Following his Indian counterpart’s claim that Pakistan is an “epicentre of terrorism,” a Pakistani minister refers to Modi as the “butcher of Gujarat.”
As the nuclear-armed neighbors engage in a verbal spat at the United Nations, Pakistan’s foreign minister referred to India’s prime minister as the “butcher of Gujarat.” His counterpart also said that India was the “epicenter of terrorism.”
India’s Subrahmanyam Jaishankar and Pakistan’s Bilawal Bhutto-Zardari got into a heated argument after the UN Security Council adopted a statement on Thursday that warned of the growing dangers posed by terrorism.
Political ties between the rivals in South Asia are strained, particularly with regard to Kashmir, a Himalayan region that was divided between the two in 1947. Along their tense border, they have fought three wars and several skirmishes since then.
New Delhi alleges that Islamabad houses armed fighters who carry out attacks on its territory, such as the 2008 Mumbai attacks, which resulted in the deaths of 175 people, including nine attackers.
The armed group Lashkar-e-Taiba, which is based in Pakistan, is alleged to have been behind the Mumbai attack. According to Indian investigators, Pakistani handlers gave them instructions over the phone.
Jaishankar referred to Pakistan as the “epicentre of terrorism” when he spoke to reporters following the UN meeting.
He stated, “My advice is to clean up your act and attempt to be a good neighbor.”
He continued, “During her visit to Pakistan, Hillary Clinton stated that if you keep snakes in your backyard, you can’t expect them to only bite your neighbors; eventually, they will bite the people who keep them in the backyard.”
Prior, Jaishankar, without naming Pakistan, that’s what told the UN Security Chamber “India confronted the repulsions of cross-line psychological oppression some time before the world took serious note of it” and has “battled illegal intimidation fearlessly, courageously and with a zero-resistance approach”.
When asked to respond to Jaishankar’s claim, Bhutto-Zardari stated that Indians continue to use the phrase “Muslim and terrorist together,” whether in India or Pakistan.
Jaishankar should keep in mind that “Osama bin Laden is dead, [but] the butcher of Gujarat lives and he is the prime minister of India,” according to Pakistan’s top diplomat.
When religious riots occurred in Gujarat in 2002, nearly 2,000 people were killed, the majority of them Muslims. India’s Hindu nationalist Prime Minister Narendra Modi was the state’s chief minister at the time.
It was alleged that Modi ignored the violence. He was prevented from entering the United States prior to his election as prime minister in 2014.

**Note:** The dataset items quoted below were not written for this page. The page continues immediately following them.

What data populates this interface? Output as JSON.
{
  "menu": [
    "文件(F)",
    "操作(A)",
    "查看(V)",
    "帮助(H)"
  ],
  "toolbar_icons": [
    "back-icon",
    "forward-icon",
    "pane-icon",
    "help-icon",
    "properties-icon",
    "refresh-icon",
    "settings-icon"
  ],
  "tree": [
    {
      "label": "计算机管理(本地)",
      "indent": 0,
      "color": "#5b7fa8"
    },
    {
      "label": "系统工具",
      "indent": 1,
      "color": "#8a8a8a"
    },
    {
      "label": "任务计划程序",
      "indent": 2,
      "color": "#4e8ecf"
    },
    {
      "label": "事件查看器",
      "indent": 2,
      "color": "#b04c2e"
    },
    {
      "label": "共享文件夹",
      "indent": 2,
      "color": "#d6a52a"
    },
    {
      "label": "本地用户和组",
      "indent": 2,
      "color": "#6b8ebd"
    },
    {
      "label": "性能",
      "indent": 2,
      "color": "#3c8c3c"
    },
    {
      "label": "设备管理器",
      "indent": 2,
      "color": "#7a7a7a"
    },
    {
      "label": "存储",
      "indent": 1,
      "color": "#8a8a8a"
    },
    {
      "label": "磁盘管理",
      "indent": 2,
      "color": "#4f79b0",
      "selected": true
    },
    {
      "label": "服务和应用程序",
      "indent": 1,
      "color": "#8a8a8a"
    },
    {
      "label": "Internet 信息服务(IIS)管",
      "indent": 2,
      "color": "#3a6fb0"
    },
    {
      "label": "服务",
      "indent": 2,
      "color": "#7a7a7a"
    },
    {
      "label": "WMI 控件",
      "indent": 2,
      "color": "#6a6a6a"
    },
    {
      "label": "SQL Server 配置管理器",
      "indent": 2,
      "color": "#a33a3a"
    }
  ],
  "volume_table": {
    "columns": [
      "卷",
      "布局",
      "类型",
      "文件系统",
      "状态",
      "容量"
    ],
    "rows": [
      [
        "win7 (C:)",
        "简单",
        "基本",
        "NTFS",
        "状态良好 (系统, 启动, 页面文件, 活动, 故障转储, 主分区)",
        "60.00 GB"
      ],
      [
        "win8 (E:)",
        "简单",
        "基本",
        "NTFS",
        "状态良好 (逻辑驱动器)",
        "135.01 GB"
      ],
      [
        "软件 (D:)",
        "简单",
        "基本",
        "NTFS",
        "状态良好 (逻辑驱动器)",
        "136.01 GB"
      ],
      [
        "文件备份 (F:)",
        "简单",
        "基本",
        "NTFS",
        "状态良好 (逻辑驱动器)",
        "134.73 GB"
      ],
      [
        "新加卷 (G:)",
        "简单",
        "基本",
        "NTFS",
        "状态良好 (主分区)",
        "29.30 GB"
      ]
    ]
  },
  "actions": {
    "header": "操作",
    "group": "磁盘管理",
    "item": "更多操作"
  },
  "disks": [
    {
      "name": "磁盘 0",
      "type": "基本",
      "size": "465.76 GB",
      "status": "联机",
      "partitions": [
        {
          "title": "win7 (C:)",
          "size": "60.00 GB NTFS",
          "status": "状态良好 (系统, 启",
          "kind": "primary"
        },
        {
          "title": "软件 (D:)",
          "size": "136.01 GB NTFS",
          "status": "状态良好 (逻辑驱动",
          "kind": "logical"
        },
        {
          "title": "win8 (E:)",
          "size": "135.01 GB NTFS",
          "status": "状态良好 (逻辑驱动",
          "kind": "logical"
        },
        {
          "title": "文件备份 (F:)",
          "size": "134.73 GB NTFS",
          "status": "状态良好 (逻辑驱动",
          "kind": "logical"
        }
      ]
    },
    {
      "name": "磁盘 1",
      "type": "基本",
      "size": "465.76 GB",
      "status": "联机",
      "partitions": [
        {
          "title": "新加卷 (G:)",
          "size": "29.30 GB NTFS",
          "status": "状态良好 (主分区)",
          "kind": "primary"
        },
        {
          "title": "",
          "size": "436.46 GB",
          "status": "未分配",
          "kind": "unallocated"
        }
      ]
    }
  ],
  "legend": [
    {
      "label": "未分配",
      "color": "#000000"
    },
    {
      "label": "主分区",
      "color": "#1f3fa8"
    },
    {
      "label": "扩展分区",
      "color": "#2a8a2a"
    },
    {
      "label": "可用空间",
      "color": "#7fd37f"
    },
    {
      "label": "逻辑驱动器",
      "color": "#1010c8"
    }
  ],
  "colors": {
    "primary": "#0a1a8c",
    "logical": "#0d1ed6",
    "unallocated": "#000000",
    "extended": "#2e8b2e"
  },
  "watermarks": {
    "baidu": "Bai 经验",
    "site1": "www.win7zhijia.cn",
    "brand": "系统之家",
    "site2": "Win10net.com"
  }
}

In reference to his mother and former prime minister Benazir Bhutto, who was assassinated by a suicide bomber in 2007, Bhutto-Zardari stated that he was a victim of terrorism and that his country had lost far more lives to terrorism than any other nation. In 1988, Bhutto became the first woman elected to lead a country with a majority of Muslims.
According to Bhutto-Zardari, “as a Muslim, as a Pakistani, and as a victim of terrorism, I believe it is time that we move away from some of the Islamophobic narrative framing of this issue that took place after the terrible attacks of September 11, 2001.” This is due to the fact that what she stated was that “terrorism, of course, knows no religion, knows no boundaries.”
“Why would we wish for the misery of our own people? He added, “We absolutely do not.”
The Pakistan minister’s remarks were described as a “new low” by India’s foreign ministry spokesman Arindam Bagchi in a statement on Friday.
“This day in 1971, which was a direct result of the genocide that Pakistani rulers unleashed against ethnic Bengalis and Hindus, has evidently been forgotten by Pakistan’s Foreign Minister. Sadly, Pakistan doesn’t appear to have changed a lot of in the treatment of its minorities. The statement made reference to Bangladesh’s independence from Pakistan and stated, “It certainly lacks credentials to cast aspersions on India.”
Bhutto-Zardari’s “uncivilized outburst appears to be a result of Pakistan’s increasing inability to use terrorists and their proxies,” according to the statement.
“The frustration of Pakistan’s FM would be better directed at the terrorist organizations in his own country that have made terrorism a part of their state policy. It stated, “Pakistan must change its own mindset or remain a pariah.”